Kevin McCarthy, president of the Arizona Tax Research Association and another critic of the existing GPLET law, said pressure from the Institute’s investigation and the threat that a lawsuit could void existing GPLET deals were enough to get cities to agree to significant reforms. McCarthy also credited Chuck Coughlin, DMB’s lobbyist, with helping to convince cities to accept changes in the law after his client was blamed for the collapse of the negotiations in 2009.
“There was a lot of remorse over their spinning out of control at the end of last session, recognizing this thing was moving ever closer to going into the courtroom,” McCarthy said in assessing why opponents of reform backed down this year. “In the courtroom, it was going to be anybody’s guess what a judge was going to rule.”

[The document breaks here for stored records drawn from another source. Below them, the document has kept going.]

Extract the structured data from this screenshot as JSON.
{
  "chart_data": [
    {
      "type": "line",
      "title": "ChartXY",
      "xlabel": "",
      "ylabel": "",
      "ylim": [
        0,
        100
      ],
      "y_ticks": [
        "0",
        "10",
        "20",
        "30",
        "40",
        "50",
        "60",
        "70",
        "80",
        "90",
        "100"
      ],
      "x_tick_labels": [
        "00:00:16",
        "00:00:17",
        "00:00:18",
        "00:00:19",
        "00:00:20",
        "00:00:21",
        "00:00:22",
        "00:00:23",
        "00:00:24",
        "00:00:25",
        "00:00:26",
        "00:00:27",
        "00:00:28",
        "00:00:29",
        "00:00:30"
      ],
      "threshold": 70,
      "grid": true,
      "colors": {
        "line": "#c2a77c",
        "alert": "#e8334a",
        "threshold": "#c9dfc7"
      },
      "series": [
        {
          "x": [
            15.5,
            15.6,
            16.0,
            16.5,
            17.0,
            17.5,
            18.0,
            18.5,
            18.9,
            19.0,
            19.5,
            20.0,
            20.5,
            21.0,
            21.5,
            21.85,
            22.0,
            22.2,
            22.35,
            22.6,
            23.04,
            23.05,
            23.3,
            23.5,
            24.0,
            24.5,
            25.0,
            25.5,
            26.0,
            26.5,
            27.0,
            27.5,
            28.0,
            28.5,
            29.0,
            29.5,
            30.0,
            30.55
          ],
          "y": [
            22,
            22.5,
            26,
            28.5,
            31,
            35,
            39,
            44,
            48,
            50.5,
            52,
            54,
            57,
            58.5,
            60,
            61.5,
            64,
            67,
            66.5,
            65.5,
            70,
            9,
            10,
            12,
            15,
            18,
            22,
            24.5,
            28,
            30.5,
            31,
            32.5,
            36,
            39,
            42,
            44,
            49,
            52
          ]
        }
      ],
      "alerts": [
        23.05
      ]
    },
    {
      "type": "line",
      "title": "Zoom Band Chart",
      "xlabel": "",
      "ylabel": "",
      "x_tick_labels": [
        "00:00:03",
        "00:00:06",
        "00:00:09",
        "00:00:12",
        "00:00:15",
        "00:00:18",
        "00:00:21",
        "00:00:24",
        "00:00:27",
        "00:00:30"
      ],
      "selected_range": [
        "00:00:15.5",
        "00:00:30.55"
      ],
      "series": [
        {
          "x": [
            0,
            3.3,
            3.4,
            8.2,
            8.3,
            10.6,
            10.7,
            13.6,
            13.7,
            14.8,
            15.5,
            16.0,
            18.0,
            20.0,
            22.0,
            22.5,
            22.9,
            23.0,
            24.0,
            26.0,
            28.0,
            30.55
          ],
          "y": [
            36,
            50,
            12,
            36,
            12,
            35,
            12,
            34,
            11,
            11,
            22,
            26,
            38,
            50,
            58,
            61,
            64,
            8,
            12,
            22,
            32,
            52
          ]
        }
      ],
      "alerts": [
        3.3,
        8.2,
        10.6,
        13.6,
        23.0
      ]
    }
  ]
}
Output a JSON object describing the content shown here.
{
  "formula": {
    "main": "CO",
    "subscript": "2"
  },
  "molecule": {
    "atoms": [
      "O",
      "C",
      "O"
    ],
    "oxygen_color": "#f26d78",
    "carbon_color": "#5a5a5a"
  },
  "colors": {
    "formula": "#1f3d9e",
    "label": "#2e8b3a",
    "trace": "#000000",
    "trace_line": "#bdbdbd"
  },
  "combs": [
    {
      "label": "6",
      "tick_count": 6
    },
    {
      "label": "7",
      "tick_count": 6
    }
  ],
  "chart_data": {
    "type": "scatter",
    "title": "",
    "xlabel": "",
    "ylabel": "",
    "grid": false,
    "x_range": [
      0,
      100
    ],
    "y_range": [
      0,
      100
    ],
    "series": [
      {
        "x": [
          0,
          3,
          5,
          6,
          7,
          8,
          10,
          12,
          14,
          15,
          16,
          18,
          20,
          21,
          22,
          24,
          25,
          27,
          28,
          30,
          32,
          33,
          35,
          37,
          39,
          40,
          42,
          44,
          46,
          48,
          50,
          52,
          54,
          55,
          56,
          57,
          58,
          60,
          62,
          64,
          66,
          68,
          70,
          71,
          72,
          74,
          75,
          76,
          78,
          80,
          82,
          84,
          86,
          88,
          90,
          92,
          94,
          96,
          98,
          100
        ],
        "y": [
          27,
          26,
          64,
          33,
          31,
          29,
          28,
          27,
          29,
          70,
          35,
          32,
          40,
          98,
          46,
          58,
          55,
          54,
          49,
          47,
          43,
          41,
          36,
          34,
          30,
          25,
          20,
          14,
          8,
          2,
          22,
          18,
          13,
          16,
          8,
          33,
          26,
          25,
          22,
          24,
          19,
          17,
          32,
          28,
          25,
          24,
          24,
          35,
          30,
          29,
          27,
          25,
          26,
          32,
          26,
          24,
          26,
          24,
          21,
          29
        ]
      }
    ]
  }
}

Coughlin said he and his client, DMB, have been unfairly blamed for sabotaging reform talks last year when, in fact, they have been advocating a change in the law for years. Coughlin’s firm, HighGround Inc., represents several clients with GPLET deals in the works. There was a realization this session that the existing law is vulnerable to a legal challenge and that changes needed to be made, he said.
“We’ve always understood that the law didn’t make a lot of sense,” Coughlin said. “We’ve thought that for years and have been attempting to get something done. It was just the appetite between interests down there for some level of reform always seemed to derail common sense.”
The bill’s sponsor, Rep. Rick Murphy, R-Peoria, could not be reached for comment.
Clint Bolick, director of the Goldwater Institute’s Scharf-Norton Center for Constitutional Litigation, said a lawsuit challenging the legality of GPLET deals remains a possibility, depending on the terms of future leases between cities and developers. While the reforms make a bad law better, they do not necessarily make it constitutional, he said.
“The devil is always in the details with these deals, so the possibility of a legal challenge remains,” Bolick said. “The court made clear in the CityNorth decision that a statute cannot insulate cities against liability for constitutional transgressions. But this law should rein in the most egregious practices.”
Mark Flatten is an investigative reporter for the Goldwater Institute.